Investigative Citizenship
A functioning democracy requires an informed public. Snyder calls for direct engagement with investigative journalism. Trust builds through long-form reporting, factual verification, and transparent sourcing. Social media recirculates spectacle. Investigative work uncovers structure. Journalists risk their freedom, and often their lives, to reveal hidden mechanisms of power. Supporting them is a civic imperative.
Interpersonal Solidarity
Eye contact is politics. Small talk affirms community. Snyder describes how people under Stalinism or Nazism remembered a handshake, a glance, a greeting—those who still saw them as human. In cultures of denunciation, trust anchors survival. People escape when others choose to help. Tyranny isolates. Recognition resists.
Embodied Resistance
Action occurs in physical space. Snyder explains how effective movements—from Poland’s Solidarity to civil rights marches—require bodies in unfamiliar places. Civic courage grows from connection. Friends forged in protest become the infrastructure of resistance. Shared risk cements solidarity. Digital outrage without material commitment remains inert.

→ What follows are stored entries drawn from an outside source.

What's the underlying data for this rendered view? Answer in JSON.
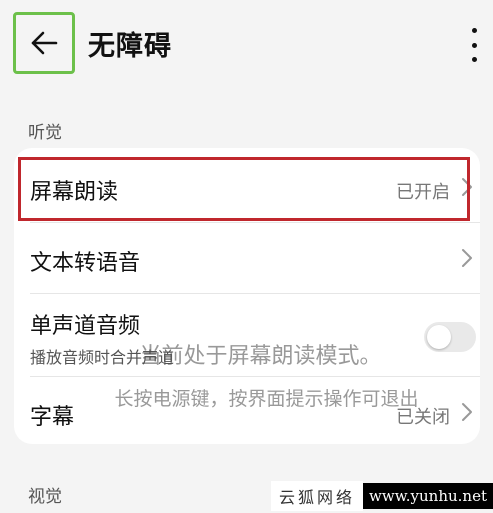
{
  "header": {
    "title": "无障碍",
    "back_icon": "arrow-left-icon",
    "more_icon": "more-vertical-icon"
  },
  "sections": {
    "hearing_label": "听觉",
    "vision_label": "视觉"
  },
  "rows": {
    "screen_reader": {
      "label": "屏幕朗读",
      "value": "已开启"
    },
    "tts": {
      "label": "文本转语音"
    },
    "mono_audio": {
      "label": "单声道音频",
      "subtitle": "播放音频时合并声道",
      "toggle_on": false
    },
    "captions": {
      "label": "字幕",
      "value": "已关闭"
    }
  },
  "toast": {
    "line1": "当前处于屏幕朗读模式。",
    "line2": "长按电源键，按界面提示操作可退出"
  },
  "watermark": {
    "left": "云狐网络",
    "right": "www.yunhu.net"
  },
  "colors": {
    "highlight": "#c0272d",
    "back_box": "#6cc04a"
  }
}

Private Life as a Fortress
Privacy limits power. Tyranny expands by collapsing the boundary between public and private. Snyder outlines how regimes exploit digital surveillance, leak communications, and expose personal data to shame or control. He urges readers to scrub malware, use secure communications, and talk in person. Legal trouble, financial dependency, or emotional vulnerability becomes leverage for coercion.
Support Structures
Organizations, even apolitical ones, defend freedom. Snyder encourages active participation in associations—charities, unions, clubs. Such groups cultivate trust, decentralize power, and model mutual responsibility. Totalitarian systems absorb or destroy independent institutions. A society with vibrant civil life diffuses control and cultivates citizenship.
Global Learning
Democratic erosion follows patterns. Snyder observes that those who understood Trump’s campaign most clearly were eastern Europeans. Having faced Russian disinformation, manipulated media, and electoral interference, they recognized the tactics. Snyder insists on the necessity of passports, foreign friends, and international awareness. Problems replicated across borders require shared insight.
Rhetoric of Emergency
Tyrants exploit crisis. Snyder explains how Carl Schmitt, Nazi theorist, defined sovereignty as the power to declare an exception. When leaders call for permanent emergencies, they erase legal boundaries. Words like “extremism,” “terrorism,” and “patriotism” often function as pretexts. They reshape rules under the guise of necessity. Snyder urges vigilance against rhetorical escalation.
Preparedness for Shock
Disaster accelerates consolidation. After the Reichstag fire, Hitler moved swiftly to suspend rights and centralize power. Snyder notes that the cause of the fire mattered less than its function. Leaders who predict catastrophe and promise salvation often seek unchecked authority. The moment of panic demands clarity. Democracy depends on calm.
Final Courage
The last of Snyder’s lessons returns responsibility to the reader. “If none of us is prepared to die for freedom,” he writes, “then all of us will die under tyranny.” The defense of liberty does not begin with policies or slogans. It begins with individual resolve. History instructs. It does not guarantee. The burden is shared, but the decision is personal.